Reynnar caught it and scowled. “Glad to know my misery entertains you.”

“Endlessly.”

“And to think,” Reynnar said, tugging off his shirt, “I almost missed your company.”

Elara pulled the borrowed sweater closer, half amused, half disbelieving, as boots and belts hit the floor in quick succession. Shirts followed—one after another—until there was more bare skin than fabric in sight.

She blinked, then promptly turned her back.

A brief, startled silence answered her.

“Oi,” Reynnar barked. “Upstairs. Change upstairs, you brutes.”

Elara snorted. As if he hadn’t been stripping with them.

Against her better judgment, she glanced back.

Caelion had frozen mid-motion. Beside him, Eamon—trousers halfway down—slowly tugged them back up.

Understanding dawned on Caelion. He cleared his throat, gathered his bundle without a word, and gave Elara a brief, almost formal nod of apology before retreating toward the stairs.

“Do all mortals possess such delicate sensibilities,” Eamon asked, one brow raised, “or are yours a special case we must now accommodate?”

Reynnar shot him a look that promised swift and imaginative violence.

Eamon rolled his eyes and went, though not before tossing her a final, amused glance—as if he fully intended to recount this anthropological discovery for Odhrán’s later use.

When the others had gone, Reynnar turned back to her with a small, helpless shrug. Elara felt her mouth twitch despite herself as he gathered the fresh clothes from the table.

She told herself—firmly—that she ought to look away.

She didn’t.

Her eyes followed as he drew the shirt over his head, the movement shifting muscle and light along his shoulders and arms. He carried strength like a thing he neither flaunted nor concealed—simply worn, effortless. Watching him stirred something inside her she did not particularly care to examine.

The Sídhe were beautiful. Every one of them. Their features held a balance that felt almost cruel beside mortal faces.

Yet Reynnar was different.

It wasn’t only his face, though that alone would have been distraction enough. It was the way he carried himself. There was control in him, the sense that every instinct—anger, power, even kindness—was held firmly in hand rather than allowed to run wild.
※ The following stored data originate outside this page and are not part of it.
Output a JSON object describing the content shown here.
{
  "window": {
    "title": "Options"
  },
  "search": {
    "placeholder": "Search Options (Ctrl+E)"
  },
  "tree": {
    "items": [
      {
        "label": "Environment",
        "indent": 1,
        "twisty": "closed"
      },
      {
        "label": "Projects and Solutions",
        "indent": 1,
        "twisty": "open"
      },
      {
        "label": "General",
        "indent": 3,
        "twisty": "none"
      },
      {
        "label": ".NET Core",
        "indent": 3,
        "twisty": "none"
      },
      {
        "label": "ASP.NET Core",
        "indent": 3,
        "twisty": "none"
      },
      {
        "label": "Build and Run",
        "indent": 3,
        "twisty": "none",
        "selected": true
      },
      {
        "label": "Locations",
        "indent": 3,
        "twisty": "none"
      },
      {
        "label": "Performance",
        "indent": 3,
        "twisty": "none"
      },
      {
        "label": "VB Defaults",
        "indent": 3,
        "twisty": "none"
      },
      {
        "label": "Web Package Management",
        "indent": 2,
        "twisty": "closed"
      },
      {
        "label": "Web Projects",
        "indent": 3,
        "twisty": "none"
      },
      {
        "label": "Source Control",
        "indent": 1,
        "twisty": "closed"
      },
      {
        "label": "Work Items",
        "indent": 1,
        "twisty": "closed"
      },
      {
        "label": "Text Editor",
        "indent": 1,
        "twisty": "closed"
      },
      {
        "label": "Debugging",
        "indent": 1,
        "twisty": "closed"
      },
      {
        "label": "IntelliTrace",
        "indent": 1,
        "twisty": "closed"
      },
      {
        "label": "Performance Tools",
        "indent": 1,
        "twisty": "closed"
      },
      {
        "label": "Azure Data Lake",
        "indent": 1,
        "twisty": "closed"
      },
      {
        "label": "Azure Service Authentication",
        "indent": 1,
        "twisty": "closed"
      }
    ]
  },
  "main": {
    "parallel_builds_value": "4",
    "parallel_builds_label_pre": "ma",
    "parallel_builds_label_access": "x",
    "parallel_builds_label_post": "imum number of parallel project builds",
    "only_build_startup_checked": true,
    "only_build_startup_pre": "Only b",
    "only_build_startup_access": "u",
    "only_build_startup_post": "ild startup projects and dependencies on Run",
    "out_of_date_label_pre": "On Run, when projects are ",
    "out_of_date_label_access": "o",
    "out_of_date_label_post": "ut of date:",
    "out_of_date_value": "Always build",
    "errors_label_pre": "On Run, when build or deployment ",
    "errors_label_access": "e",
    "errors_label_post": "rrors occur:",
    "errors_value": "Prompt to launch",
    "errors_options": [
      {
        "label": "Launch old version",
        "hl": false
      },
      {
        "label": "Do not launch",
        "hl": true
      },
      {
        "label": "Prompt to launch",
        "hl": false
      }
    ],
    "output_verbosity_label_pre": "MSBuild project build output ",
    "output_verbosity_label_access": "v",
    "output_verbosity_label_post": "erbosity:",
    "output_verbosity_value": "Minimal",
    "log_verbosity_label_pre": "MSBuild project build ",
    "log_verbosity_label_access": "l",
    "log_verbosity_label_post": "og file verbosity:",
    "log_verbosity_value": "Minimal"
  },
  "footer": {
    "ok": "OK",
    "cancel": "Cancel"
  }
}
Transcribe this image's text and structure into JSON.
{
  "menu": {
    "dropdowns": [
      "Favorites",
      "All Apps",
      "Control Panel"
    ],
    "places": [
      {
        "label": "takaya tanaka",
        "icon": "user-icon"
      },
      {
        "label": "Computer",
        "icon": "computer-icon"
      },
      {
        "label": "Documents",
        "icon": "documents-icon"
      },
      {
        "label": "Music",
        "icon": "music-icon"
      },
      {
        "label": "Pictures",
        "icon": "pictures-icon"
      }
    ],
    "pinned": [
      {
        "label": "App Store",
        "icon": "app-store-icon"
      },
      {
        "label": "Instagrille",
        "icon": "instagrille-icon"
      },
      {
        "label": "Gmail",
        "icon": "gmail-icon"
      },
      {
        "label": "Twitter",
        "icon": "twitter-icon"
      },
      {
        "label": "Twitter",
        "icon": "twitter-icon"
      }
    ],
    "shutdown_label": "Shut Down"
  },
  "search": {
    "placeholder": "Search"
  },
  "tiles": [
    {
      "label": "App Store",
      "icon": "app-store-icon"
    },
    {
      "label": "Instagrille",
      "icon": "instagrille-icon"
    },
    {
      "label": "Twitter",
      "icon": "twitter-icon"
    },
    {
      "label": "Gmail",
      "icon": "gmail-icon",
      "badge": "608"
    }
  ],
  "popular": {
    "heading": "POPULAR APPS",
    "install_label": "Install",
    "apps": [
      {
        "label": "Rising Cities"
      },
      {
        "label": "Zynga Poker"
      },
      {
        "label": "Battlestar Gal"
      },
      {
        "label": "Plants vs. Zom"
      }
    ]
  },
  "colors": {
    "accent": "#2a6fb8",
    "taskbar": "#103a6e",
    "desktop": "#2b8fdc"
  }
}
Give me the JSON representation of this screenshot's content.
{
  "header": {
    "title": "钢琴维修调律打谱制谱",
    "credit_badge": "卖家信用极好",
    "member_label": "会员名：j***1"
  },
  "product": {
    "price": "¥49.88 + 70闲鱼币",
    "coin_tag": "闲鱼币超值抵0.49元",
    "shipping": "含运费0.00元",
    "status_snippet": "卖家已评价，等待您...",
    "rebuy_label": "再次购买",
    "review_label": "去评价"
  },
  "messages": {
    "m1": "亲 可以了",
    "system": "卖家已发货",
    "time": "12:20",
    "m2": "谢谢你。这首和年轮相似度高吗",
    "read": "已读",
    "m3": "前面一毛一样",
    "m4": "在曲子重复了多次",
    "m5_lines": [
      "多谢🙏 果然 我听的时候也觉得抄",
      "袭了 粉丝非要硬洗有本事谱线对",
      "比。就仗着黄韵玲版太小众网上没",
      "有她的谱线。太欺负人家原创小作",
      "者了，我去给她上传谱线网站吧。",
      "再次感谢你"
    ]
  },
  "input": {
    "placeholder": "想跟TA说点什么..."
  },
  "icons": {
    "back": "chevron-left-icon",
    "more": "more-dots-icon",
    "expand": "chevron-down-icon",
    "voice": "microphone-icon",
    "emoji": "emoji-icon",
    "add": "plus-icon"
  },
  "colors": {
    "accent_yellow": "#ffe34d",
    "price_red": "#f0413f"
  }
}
She noticed it every time he drew near.

It should have made him frightening. Instead, it made the gentler moments feel dangerously intimate, as though she had been allowed to see something she had no right to. It unsettled her. Drew her in. Confounded her in ways she did not fully trust.

Elara looked away at last, irritated with herself for noticing any of it at all.
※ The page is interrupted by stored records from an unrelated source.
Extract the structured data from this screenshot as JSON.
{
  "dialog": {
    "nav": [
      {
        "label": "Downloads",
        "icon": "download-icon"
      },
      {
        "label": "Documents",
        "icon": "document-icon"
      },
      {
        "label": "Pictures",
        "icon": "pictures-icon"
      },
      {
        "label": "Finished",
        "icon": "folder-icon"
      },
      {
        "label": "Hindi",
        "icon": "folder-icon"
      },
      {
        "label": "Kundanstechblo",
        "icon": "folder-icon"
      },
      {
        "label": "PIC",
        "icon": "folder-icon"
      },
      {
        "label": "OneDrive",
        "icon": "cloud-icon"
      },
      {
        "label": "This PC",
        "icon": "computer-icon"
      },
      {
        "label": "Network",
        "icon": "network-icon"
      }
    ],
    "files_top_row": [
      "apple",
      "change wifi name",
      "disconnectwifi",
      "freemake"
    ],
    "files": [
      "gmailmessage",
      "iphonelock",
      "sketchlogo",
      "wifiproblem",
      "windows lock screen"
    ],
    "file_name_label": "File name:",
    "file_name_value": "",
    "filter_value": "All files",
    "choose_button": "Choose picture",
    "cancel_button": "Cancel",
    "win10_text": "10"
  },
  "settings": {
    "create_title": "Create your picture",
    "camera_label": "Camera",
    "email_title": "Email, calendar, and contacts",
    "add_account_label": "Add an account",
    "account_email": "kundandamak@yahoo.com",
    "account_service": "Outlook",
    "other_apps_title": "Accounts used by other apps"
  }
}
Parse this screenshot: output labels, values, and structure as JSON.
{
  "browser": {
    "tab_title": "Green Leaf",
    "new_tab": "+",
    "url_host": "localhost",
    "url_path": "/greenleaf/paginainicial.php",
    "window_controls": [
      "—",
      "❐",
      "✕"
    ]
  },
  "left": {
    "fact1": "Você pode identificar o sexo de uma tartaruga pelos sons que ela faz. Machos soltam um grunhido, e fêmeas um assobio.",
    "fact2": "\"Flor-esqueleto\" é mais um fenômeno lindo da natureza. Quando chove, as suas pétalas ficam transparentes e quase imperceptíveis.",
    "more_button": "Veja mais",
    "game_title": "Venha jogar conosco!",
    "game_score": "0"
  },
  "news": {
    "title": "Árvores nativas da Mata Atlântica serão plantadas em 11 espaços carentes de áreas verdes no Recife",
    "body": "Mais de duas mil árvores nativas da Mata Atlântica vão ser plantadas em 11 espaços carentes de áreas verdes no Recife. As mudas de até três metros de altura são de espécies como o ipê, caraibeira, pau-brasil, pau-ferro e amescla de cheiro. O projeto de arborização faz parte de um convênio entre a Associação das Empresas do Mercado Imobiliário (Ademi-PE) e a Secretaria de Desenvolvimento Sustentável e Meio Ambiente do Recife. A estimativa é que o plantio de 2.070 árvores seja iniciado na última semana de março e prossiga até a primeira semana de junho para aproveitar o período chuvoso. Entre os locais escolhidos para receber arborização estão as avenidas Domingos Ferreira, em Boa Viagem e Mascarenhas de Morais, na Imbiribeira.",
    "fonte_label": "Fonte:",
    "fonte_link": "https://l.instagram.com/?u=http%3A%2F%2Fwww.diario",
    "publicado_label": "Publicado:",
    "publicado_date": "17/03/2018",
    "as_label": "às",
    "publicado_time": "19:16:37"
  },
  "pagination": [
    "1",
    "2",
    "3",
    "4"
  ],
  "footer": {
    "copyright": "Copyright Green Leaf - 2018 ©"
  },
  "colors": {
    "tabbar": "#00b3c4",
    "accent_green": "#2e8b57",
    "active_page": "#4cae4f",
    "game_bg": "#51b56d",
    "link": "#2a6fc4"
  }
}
“Are you rooming with Aoife?”

The question drew her back. Reynnar had gathered the fresh clothes and was already turning toward the stairs.

“Yes,” she said. “And you’re sharing with Caelion and Eamon, I take it?”
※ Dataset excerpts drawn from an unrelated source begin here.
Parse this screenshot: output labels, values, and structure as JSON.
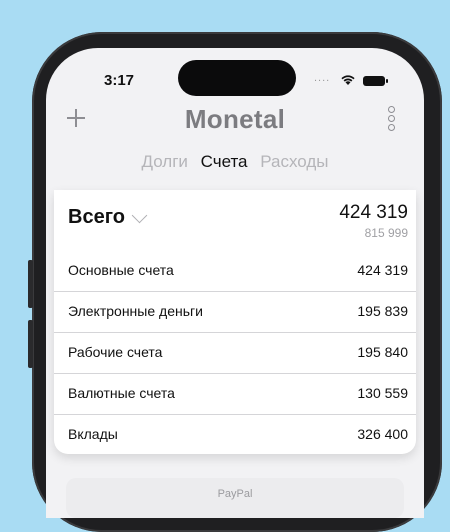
{
  "status_bar": {
    "time": "3:17",
    "signal": "...."
  },
  "header": {
    "title": "Monetal"
  },
  "tabs": [
    {
      "label": "Долги",
      "active": false
    },
    {
      "label": "Счета",
      "active": true
    },
    {
      "label": "Расходы",
      "active": false
    }
  ],
  "summary": {
    "label": "Всего",
    "value": "424 319",
    "secondary_value": "815 999"
  },
  "accounts": [
    {
      "label": "Основные счета",
      "value": "424 319"
    },
    {
      "label": "Электронные деньги",
      "value": "195 839"
    },
    {
      "label": "Рабочие счета",
      "value": "195 840"
    },
    {
      "label": "Валютные счета",
      "value": "130 559"
    },
    {
      "label": "Вклады",
      "value": "326 400"
    }
  ],
  "bottom_item": {
    "label": "PayPal"
  },
  "colors": {
    "background": "#a9dcf3",
    "muted_text": "#8e8e93",
    "active_tab": "#111111"
  }
}
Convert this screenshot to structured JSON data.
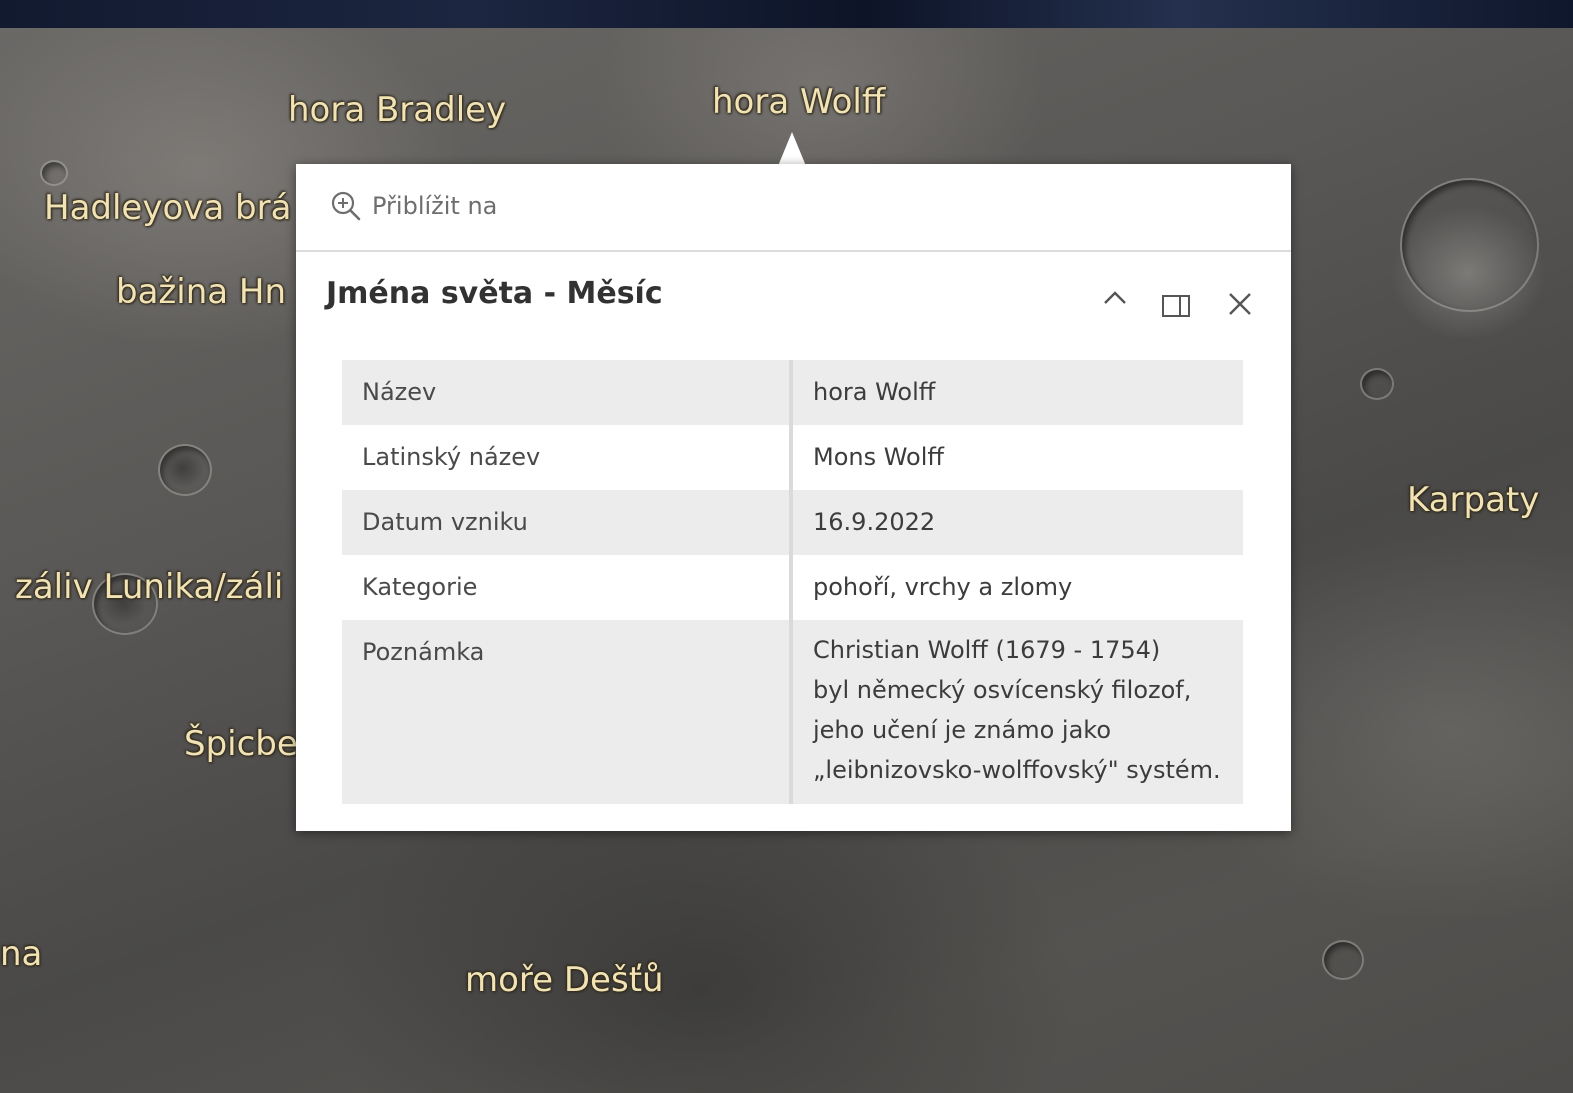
{
  "map": {
    "labels": [
      {
        "id": "hora-bradley",
        "text": "hora Bradley"
      },
      {
        "id": "hora-wolff",
        "text": "hora Wolff"
      },
      {
        "id": "hadleyova",
        "text": "Hadleyova brá"
      },
      {
        "id": "bazina",
        "text": "bažina Hn"
      },
      {
        "id": "zaliv",
        "text": "záliv Lunika/záli"
      },
      {
        "id": "spicbe",
        "text": "Špicbe"
      },
      {
        "id": "na",
        "text": "na"
      },
      {
        "id": "more-destu",
        "text": "moře Dešťů"
      },
      {
        "id": "karpaty",
        "text": "Karpaty"
      }
    ]
  },
  "popup": {
    "zoom_label": "Přiblížit na",
    "title": "Jména světa - Měsíc",
    "icons": {
      "zoom": "zoom-in-icon",
      "collapse": "chevron-up-icon",
      "dock": "dock-icon",
      "close": "close-icon"
    },
    "rows": [
      {
        "key": "Název",
        "value": "hora Wolff"
      },
      {
        "key": "Latinský název",
        "value": "Mons Wolff"
      },
      {
        "key": "Datum vzniku",
        "value": "16.9.2022"
      },
      {
        "key": "Kategorie",
        "value": "pohoří, vrchy a zlomy"
      },
      {
        "key": "Poznámka",
        "value_lines": [
          "Christian Wolff (1679 - 1754)",
          "byl německý osvícenský filozof,",
          "jeho učení je známo jako",
          "„leibnizovsko-wolffovský\" systém."
        ]
      }
    ]
  }
}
His mouth twisted. “Unfortunately. There’s one bed, and I’ve made it my personal duty to keep Eamon from claiming it.

He could use a bruise to his pride. Though, if I’m honest, I’d sooner share a room with a nest of hornets than with Aoife.

When she sleeps in a bed, she snores like a boar rooting in mud. ”

She folded her arms, smiling. “I find that difficult to believe. Though I will admit, I’m always receptive to Eamon slander.”

Reynnar tilted his head, studying her. “You don’t trust him?”

The question caught her mid-smile. She pressed her lips together, considering, her gaze flicking toward the map behind them. “I’m not sure how I feel about him yet,” she said.

He nodded, unsurprised. “We’re used to Eamon doing things his way.

Act first, explain later. He was raised in a court where few ever told him no and fewer still challenged him when he thought himself right.

The sort of upbringing that convinces a man he’ll always land on his feet, no matter how reckless the leap. ”

He stepped closer. “The irritating part,” he added, “is that he usually does.”

Elara’s mouth curved. “Which makes him arrogant.”

“Exactly.”

“After I was done knocking some sense into him,” Reynnar said almost offhandedly, “I made him promise never to put you in that position again. Not ever. It wasn’t his right to decide that for you.”

Elara’s gaze sharpened. “Because you think it’s yours?”